In what shows the Modi 2.0 government’s policy intent to privatise a clutch of large state-run firms, starting with the current financial year itself, the Cabinet on Thursday approved new processes for strategic disinvestment, where the Department of Investment and Public Asset Management (DIPAM) will play the role of the nodal secretariat. The idea is to streamline and fast-track the process, reducing the role of administrative ministries which often used to place hurdles on the path of major stake sale.
From now on, the DIPAM and the NITI Aayog will jointly identify PSUs for strategic disinvestment. Currently, the DIPAM executes strategic deals based on the list of PSUs identified by the NITI Aayog. DIPAM secretary would now co-chair the inter-minister group on disinvestment, along with the secretary of administrative ministries concerned, sources told FE.
Last week, a group of secretaries gave its approval for sale of the government’s entire 53.29% stake in BPCL and its 63.75% stake in Shipping Corporation, 30% in Concor, 100% in NEEPCO and 75% in THDC. The current market value of the government’s stake to be offloaded in these companies is estimated at Rs 88,900 crore, which is 85% of the disinvestment revenue target for this fiscal.
In the TCIL IPO, which is likely to happen later this year, the Centre will sell 15% from its stake, while the company would raise capital through fresh equity offerings worth about 10% stake.

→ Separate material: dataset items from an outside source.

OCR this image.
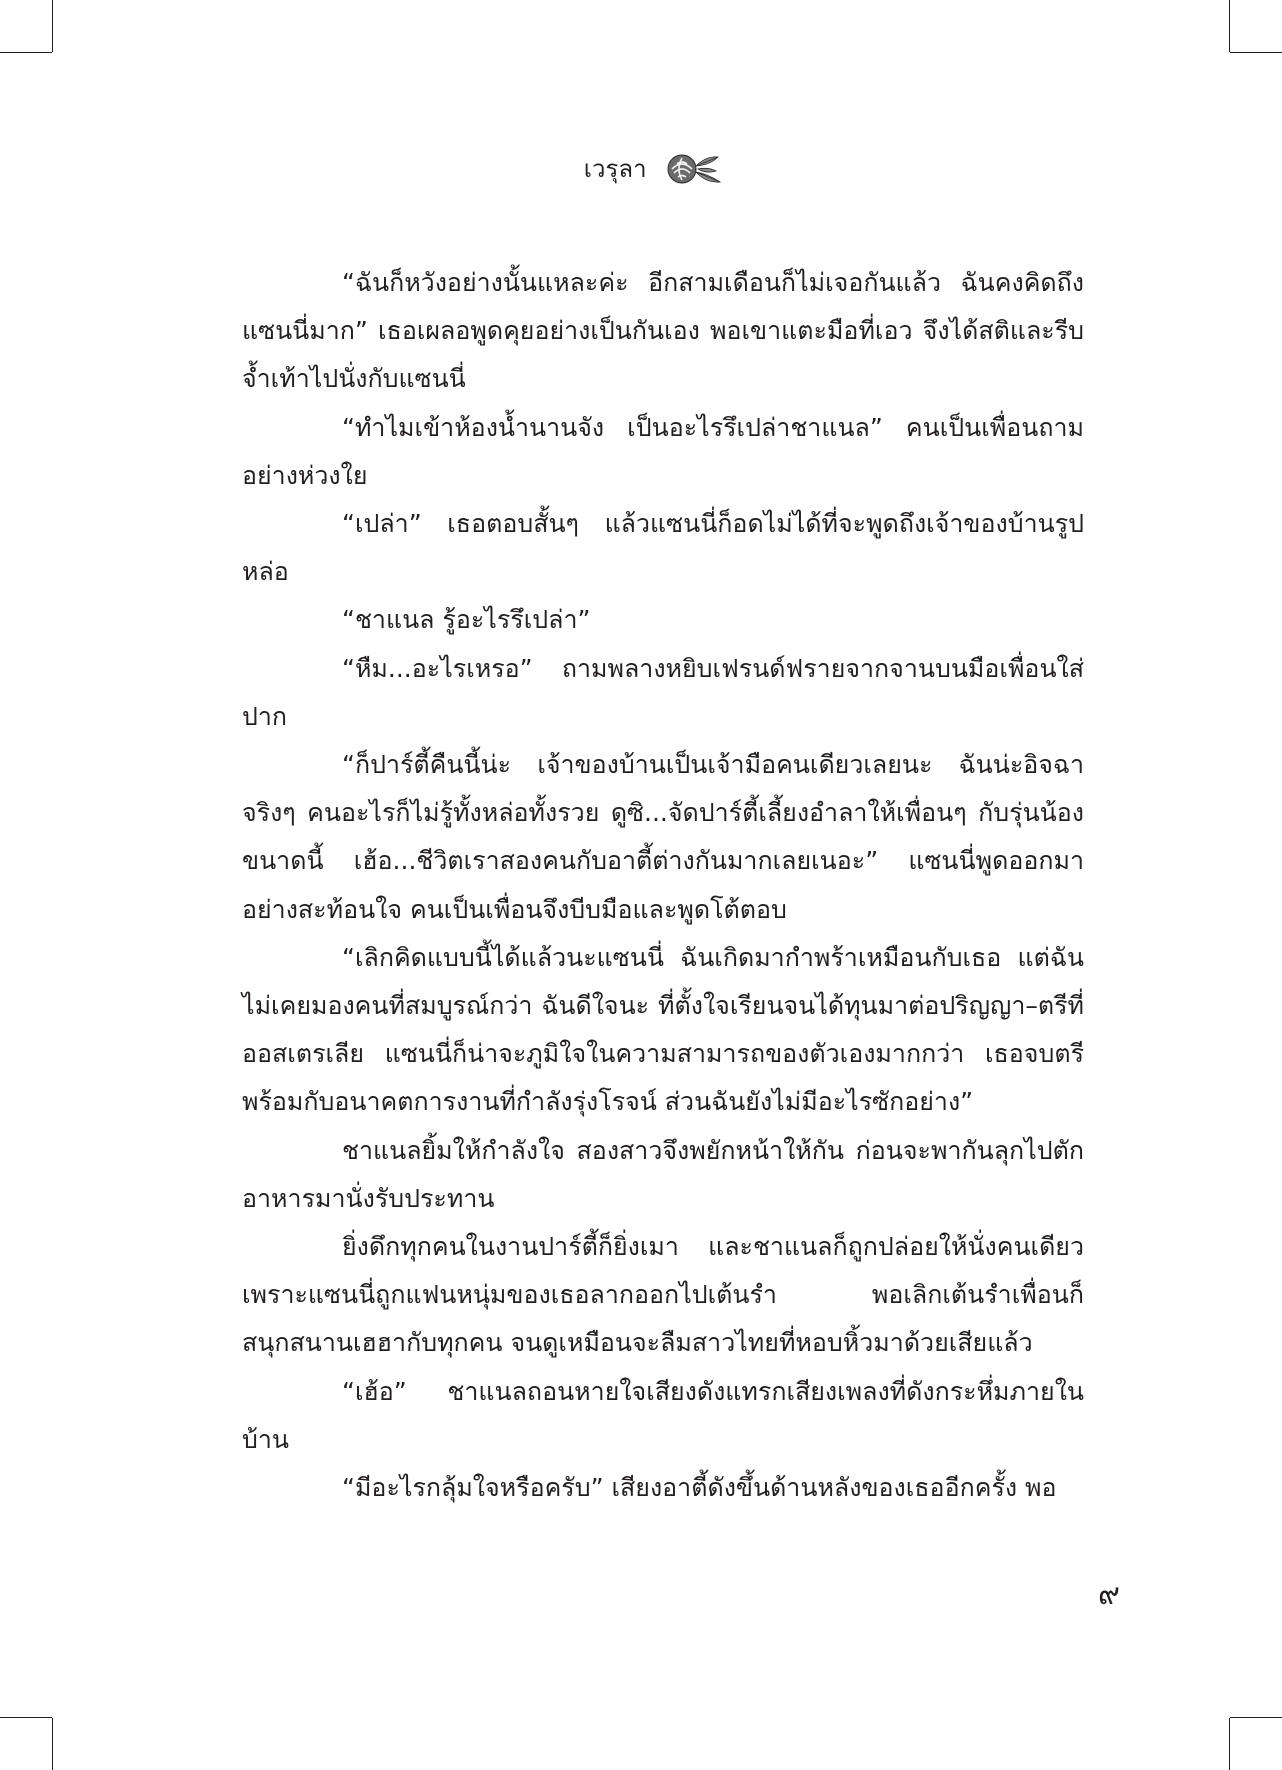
เวรุลา

“ฉันก็หวังอย่างนั้นแหละค่ะ อีกสามเดือนก็ไม่เจอกันแล้ว ฉันคงคิดถึงแซนนี่มาก” เธอเผลอพูดคุยอย่างเป็นกันเอง พอเขาแตะมือที่เอว จึงได้สติและรีบจ้ำเท้าไปนั่งกับแซนนี่

“ทำไมเข้าห้องน้ำนานจัง เป็นอะไรรึเปล่าชาแนล” คนเป็นเพื่อนถามอย่างห่วงใย

“เปล่า” เธอตอบสั้นๆ แล้วแซนนี่ก็อดไม่ได้ที่จะพูดถึงเจ้าของบ้านรูปหล่อ

“ชาแนล รู้อะไรรึเปล่า”

“หืม...อะไรเหรอ” ถามพลางหยิบเฟรนด์ฟรายจากจานบนมือเพื่อนใส่ปาก

“ก็ปาร์ตี้คืนนี้น่ะ เจ้าของบ้านเป็นเจ้ามือคนเดียวเลยนะ ฉันน่ะอิจฉาจริงๆ คนอะไรก็ไม่รู้ทั้งหล่อทั้งรวย ดูซิ...จัดปาร์ตี้เลี้ยงอำลาให้เพื่อนๆ กับรุ่นน้องขนาดนี้ เฮ้อ...ชีวิตเราสองคนกับอาตี้ต่างกันมากเลยเนอะ” แซนนี่พูดออกมาอย่างสะท้อนใจ คนเป็นเพื่อนจึงบีบมือและพูดโต้ตอบ

“เลิกคิดแบบนี้ได้แล้วนะแซนนี่ ฉันเกิดมากำพร้าเหมือนกับเธอ แต่ฉันไม่เคยมองคนที่สมบูรณ์กว่า ฉันดีใจนะ ที่ตั้งใจเรียนจนได้ทุนมาต่อปริญญา–ตรีที่ออสเตรเลีย แซนนี่ก็น่าจะภูมิใจในความสามารถของตัวเองมากกว่า เธอจบตรีพร้อมกับอนาคตการงานที่กำลังรุ่งโรจน์ ส่วนฉันยังไม่มีอะไรซักอย่าง”

ชาแนลยิ้มให้กำลังใจ สองสาวจึงพยักหน้าให้กัน ก่อนจะพากันลุกไปตักอาหารมานั่งรับประทาน

ยิ่งดึกทุกคนในงานปาร์ตี้ก็ยิ่งเมา และชาแนลก็ถูกปล่อยให้นั่งคนเดียวเพราะแซนนี่ถูกแฟนหนุ่มของเธอลากออกไปเต้นรำ พอเลิกเต้นรำเพื่อนก็สนุกสนานเฮฮากับทุกคน จนดูเหมือนจะลืมสาวไทยที่หอบหิ้วมาด้วยเสียแล้ว

“เฮ้อ” ชาแนลถอนหายใจเสียงดังแทรกเสียงเพลงที่ดังกระหึ่มภายในบ้าน

“มีอะไรกลุ้มใจหรือครับ” เสียงอาตี้ดังขึ้นด้านหลังของเธออีกครั้ง พอ

๙
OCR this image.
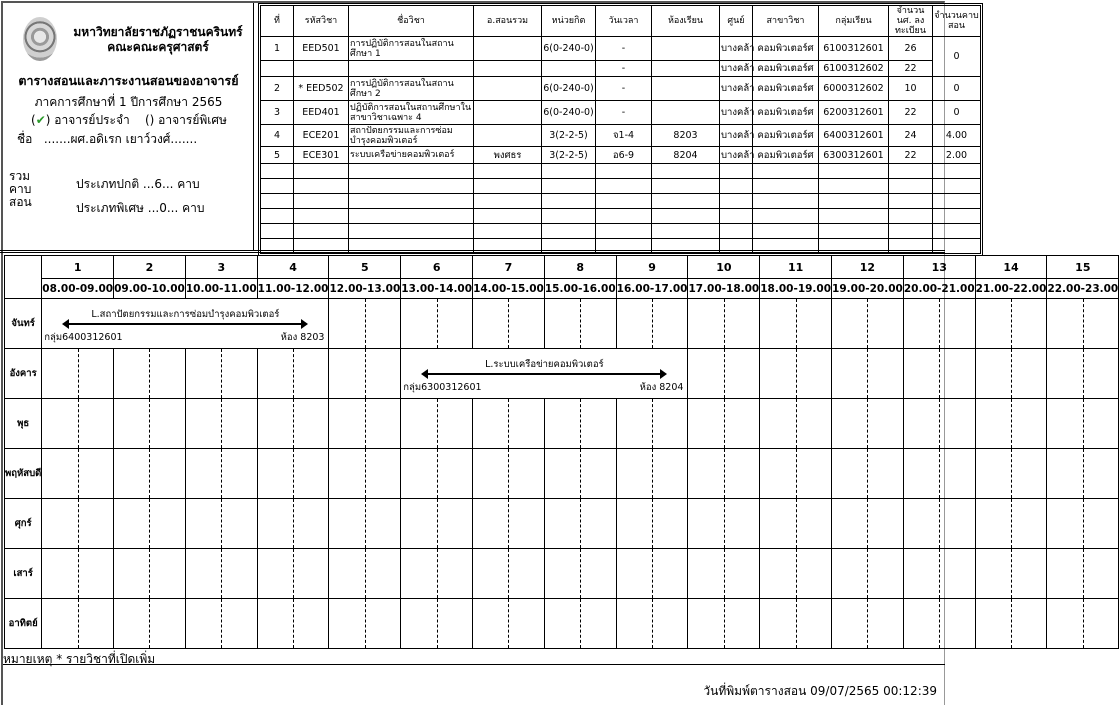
มหาวิทยาลัยราชภัฏราชนครินทร์
คณะคณะครุศาสตร์
ตารางสอนและภาระงานสอนของอาจารย์
ภาคการศึกษาที่ 1 ปีการศึกษา 2565
(✔) อาจารย์ประจำ () อาจารย์พิเศษ
ชื่อ .......ผศ.อดิเรก เยาว์วงศ์.......
รวมคาบสอน
ประเภทปกติ ...6... คาบ
ประเภทพิเศษ ...0... คาบ
ที่	รหัสวิชา	ชื่อวิชา	อ.สอนรวม	หน่วยกิต	วันเวลา	ห้องเรียน	ศูนย์	สาขาวิชา	กลุ่มเรียน	จำนวน นศ. ลงทะเบียน	จำนวนคาบสอน
1	EED501	การปฏิบัติการสอนในสถานศึกษา 1		6(0-240-0)	-		บางคล้า	คอมพิวเตอร์ศ	6100312601	26	0
					-		บางคล้า	คอมพิวเตอร์ศ	6100312602	22	
2	* EED502	การปฏิบัติการสอนในสถานศึกษา 2		6(0-240-0)	-		บางคล้า	คอมพิวเตอร์ศ	6000312602	10	0
3	EED401	ปฏิบัติการสอนในสถานศึกษาในสาขาวิชาเฉพาะ 4		6(0-240-0)	-		บางคล้า	คอมพิวเตอร์ศ	6200312601	22	0
4	ECE201	สถาปัตยกรรมและการซ่อมบำรุงคอมพิวเตอร์		3(2-2-5)	จ1-4	8203	บางคล้า	คอมพิวเตอร์ศ	6400312601	24	4.00
5	ECE301	ระบบเครือข่ายคอมพิวเตอร์	พงศธร	3(2-2-5)	อ6-9	8204	บางคล้า	คอมพิวเตอร์ศ	6300312601	22	2.00

	1	2	3	4	5	6	7	8	9	10	11	12	13	14	15
	08.00-09.00	09.00-10.00	10.00-11.00	11.00-12.00	12.00-13.00	13.00-14.00	14.00-15.00	15.00-16.00	16.00-17.00	17.00-18.00	18.00-19.00	19.00-20.00	20.00-21.00	21.00-22.00	22.00-23.00
จันทร์	L.สถาปัตยกรรมและการซ่อมบำรุงคอมพิวเตอร์
กลุ่ม6400312601 ห้อง 8203														

อังคาร						L.ระบบเครือข่ายคอมพิวเตอร์
กลุ่ม6300312601 ห้อง 8204									

พุธ															
พฤหัสบดี															
ศุกร์															
เสาร์															
อาทิตย์															
หมายเหตุ * รายวิชาที่เปิดเพิ่ม
วันที่พิมพ์ตารางสอน 09/07/2565 00:12:39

After the failed attempt last year, the government will shortly solicit expression of interest (EoI) from prospective buyers for Air India with an objective to conclude the transaction by the end of FY20. It could offer the entire stake (compared to 76% last year) and relax other conditions to lure buyers. Disinvestment receipts so far this year have been about Rs 13,000 crore, 13% of the annual target.